How about this, some people resent the notion of being a babysitter to a stochastic token machine, hastening their own cognitive decline. Some people resent paying rent to a handful of US companies, all coming directly out of the TESCREAL human extinction cult, to be able to write software. Some people resent the "worse is better" steady decline of software quality over the past two decades, now supercharged. Some people resent that the hegemonic computing ecosystem is entirely shaped by the logic of venture capital. Some people hate that the digital commons is walled off and sold back to us. Oh and I guess some people also don't like the thought of making coding several orders of magnitude more energy intensive during a climate emergency.

But sure, no, it's really because we mourn the loss of our hobby.

@plexus In the end, software engineering is about creating solutions to problems other people have. The solutions are not a byproduct, but the primary purpose. To the majority of users, the inner workings and the creation process of software is opaque. The qualities that software exposes on the outside are largely independent of its inner workings.

This means that for most people in the software industry, adapting to the new tooling that makes the creation process more efficient is 1/

@hanshuebner @plexus
"The qualities that software exposes on the outside are largely independent of its inner workings." Sorry, but this can't be further away form truth. Our 70+ years pile of empirical evidence says otherwise. The whole history of software engineering is about how to manage and improve internal quality in order to result in good external quality.
@flooper @hanshuebner @plexus This. The fact that so many people believe otherwise doesn't make it true, and we will suffer the consequences of that stupid ideology.
@jmax @flooper @plexus I don't believe that "getting stuff done" is an ideology, but rather the reality under which every worker lives in capitalism. We're not getting paid for doing the right or the good thing, we're paid for getting the work done that the man wants us to do.

@hanshuebner @flooper @plexus And if your view of the world begins and ends with making money, as I admit is capitalist dogma, fair enough.

But producing code with LLMs - or using them for anything which needs to be correct - is deception (whether you're deceiving yourself or others) on a massive scale, on a par with crypto, Ponzi schemes, climate denial, etc.

(1/2)

@jmax @flooper @plexus I'm not sure how you feed yourself and your kids. Maybe you are rich and don't have to worry about that. I'm not all that privileged.

@hanshuebner @flooper @plexus I work for a living and try to avoid dishonesty while doing so.

Since I understand that LLMs are fundamentally and inherently dishonest, that doesn't leave much wiggle room for me.

@jmax @flooper Machines don't have a concept of honesty, but I think I know what you mean. Thank you for participating in this exchange!
@hanshuebner @flooper Yes. But useful tools are those machines which do have honesty, in a mechanical sense.

@hanshuebner @flooper

Anthropomorphizing them (as many do, but I don't think you are) is a flawed view, but does provide one useful insight.

If one treats an LLM as a person, then the fundamental issue is:

They are a bullshit artist with a huge library. They do not have competence at anything except bullshitting, at which they are superb.

I agree that it's amazing that we can build a mechanical bullshit generator that's good enough to bypass most people's defenses.

@jmax @flooper I think I'm with you. The difficult part of LLMs for code generation for me is that the bullshit is executable. I can and do dismiss AI "prose", "art" and "music" easily because it is devoid of what makes me want to consume the thing in the first place. Code is primarirly consumed by machines, however, and its primary purpose is the functionality that it provides. That sets it apart from other slop.

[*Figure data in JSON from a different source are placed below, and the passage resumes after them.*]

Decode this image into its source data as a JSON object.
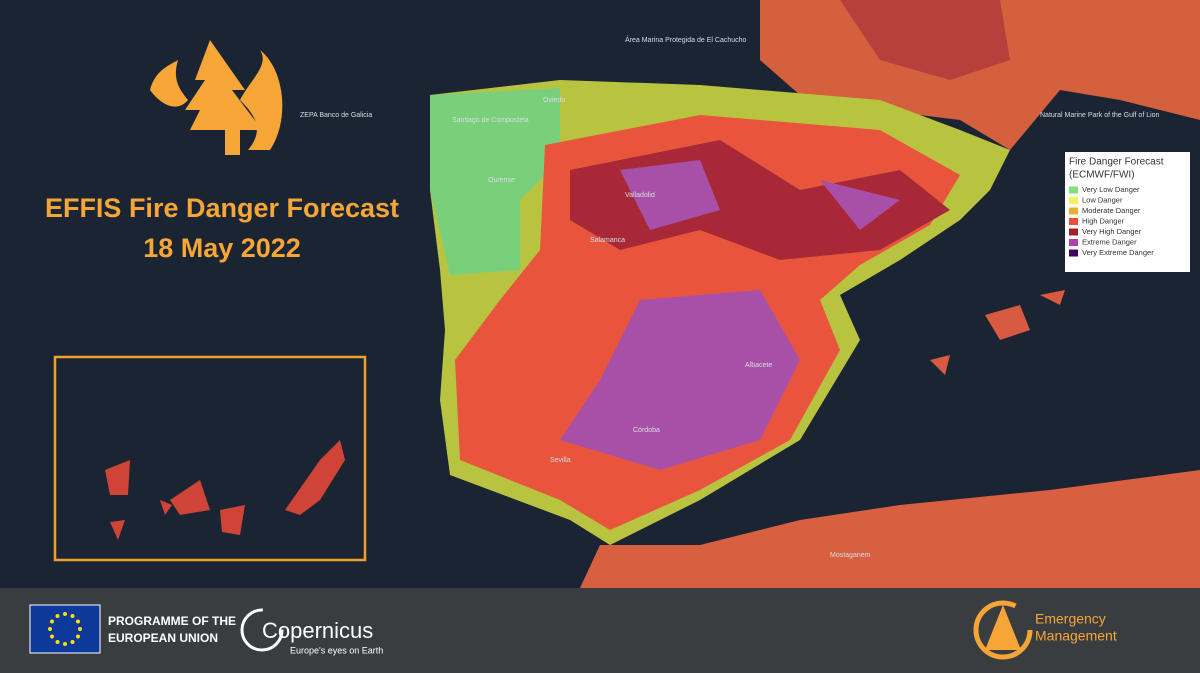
{
  "header": {
    "title": "EFFIS Fire Danger Forecast",
    "date": "18 May 2022"
  },
  "legend": {
    "title_lines": [
      "Fire Danger Forecast",
      "(ECMWF/FWI)"
    ],
    "items": [
      {
        "label": "Very Low Danger",
        "color": "#7fe07f"
      },
      {
        "label": "Low Danger",
        "color": "#f2f25a"
      },
      {
        "label": "Moderate Danger",
        "color": "#e8b030"
      },
      {
        "label": "High Danger",
        "color": "#e8503c"
      },
      {
        "label": "Very High Danger",
        "color": "#a0202c"
      },
      {
        "label": "Extreme Danger",
        "color": "#b040b0"
      },
      {
        "label": "Very Extreme Danger",
        "color": "#400060"
      }
    ]
  },
  "map_labels": [
    "ZEPA Banco de Galicia",
    "Área Marina Protegida de El Cachucho",
    "Natural Marine Park of the Gulf of Lion",
    "Santiago de Compostela",
    "Oviedo",
    "Ourense",
    "Valladolid",
    "Salamanca",
    "Albacete",
    "Córdoba",
    "Sevilla",
    "Mostaganem"
  ],
  "footer": {
    "eu_lines": [
      "PROGRAMME OF THE",
      "EUROPEAN UNION"
    ],
    "copernicus": "Copernicus",
    "copernicus_tagline": "Europe's eyes on Earth",
    "ems_lines": [
      "Emergency",
      "Management"
    ]
  }
}
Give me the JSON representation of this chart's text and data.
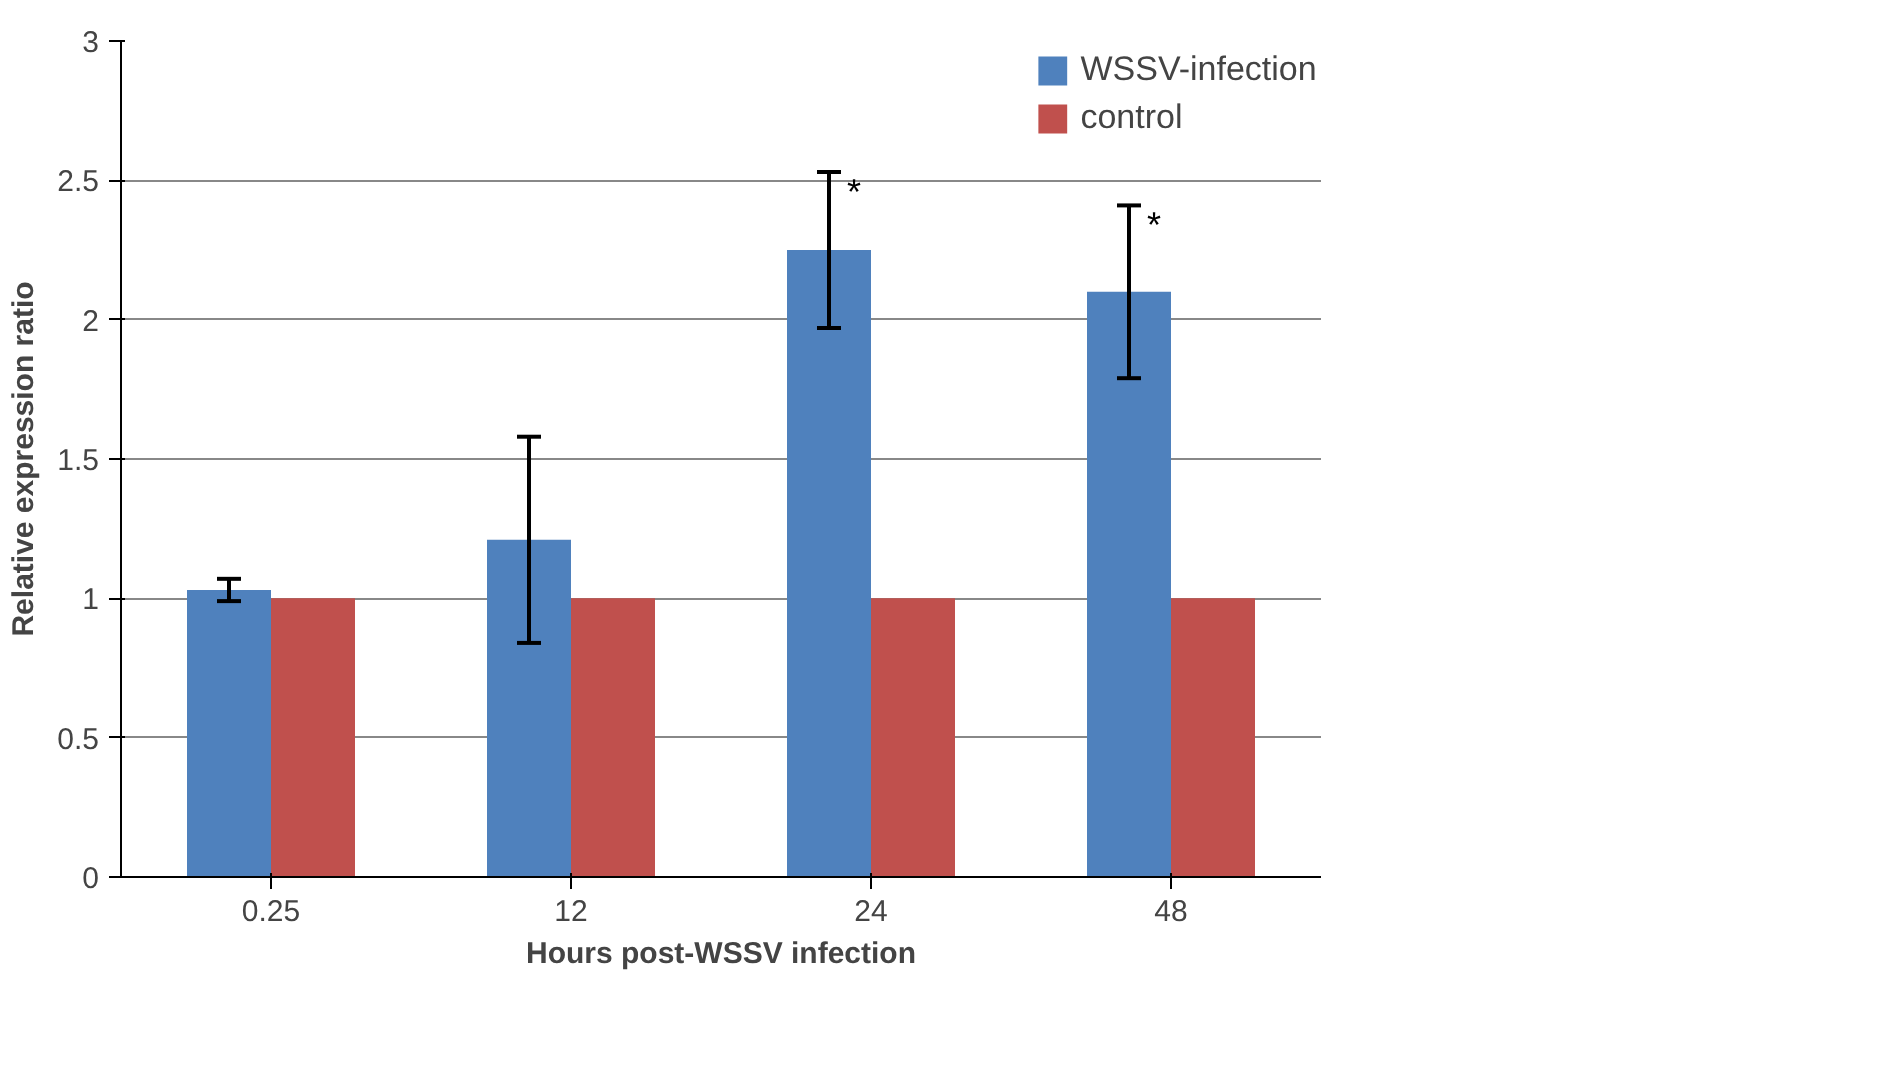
{
  "chart_data": {
    "type": "bar",
    "xlabel": "Hours post-WSSV infection",
    "ylabel": "Relative expression ratio",
    "categories": [
      "0.25",
      "12",
      "24",
      "48"
    ],
    "series": [
      {
        "name": "WSSV-infection",
        "color": "#4f81bd",
        "values": [
          1.03,
          1.21,
          2.25,
          2.1
        ],
        "errors": [
          0.04,
          0.37,
          0.28,
          0.31
        ]
      },
      {
        "name": "control",
        "color": "#c0504d",
        "values": [
          1,
          1,
          1,
          1
        ]
      }
    ],
    "ylim": [
      0,
      3
    ],
    "yticks": [
      0,
      0.5,
      1,
      1.5,
      2,
      2.5,
      3
    ],
    "grid": "y",
    "legend": "right",
    "annotations": [
      "*",
      "*"
    ]
  }
}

@hanshuebner @flooper And the assumption that it's OK to build high rise apartments from paper mache, which is what I'm being asked to swallow, is not OK.

And the fact that we have a sophisticated machine for patching together buildings from recycled concrete slabs patched together with paper mache - carefully concealed where possible, or skillfully painted with stucco where necessary - makes it worse, not better.

Even if they do stand up for a little while before they collapse.

@jmax @flooper To stay in that analogy: If you, the developer, ask the LLM to create a high-rise out of paper mache, it'll gladly do so. It is your job as the software developer to create the architecture.

As the old adage goes: You can write bad FORTRAN in any language.

@hanshuebner @flooper Your analogy is inaccurate.

A similar, much better one, would be if I asked for a high rise in compliance with building codes and good civil engineering practice, and I got a building crafted from rubble and paper mache, carefully designed to only one standard:
Meet and pass the precise tests, in the precise locations, that will be used to certify the building for occupancy.

Those tests assume competence and skill on the part of the designing engineers.

@hanshuebner @flooper They are not designed to catch engineers who simply don't give a shit.

@hanshuebner @flooper And if you think your job (when using LLMs) is anything other than taking the blame, you're delusional.

I will accept blame for my mistakes. I will not accept blame for the problems introduced by a crappy tool forced on me.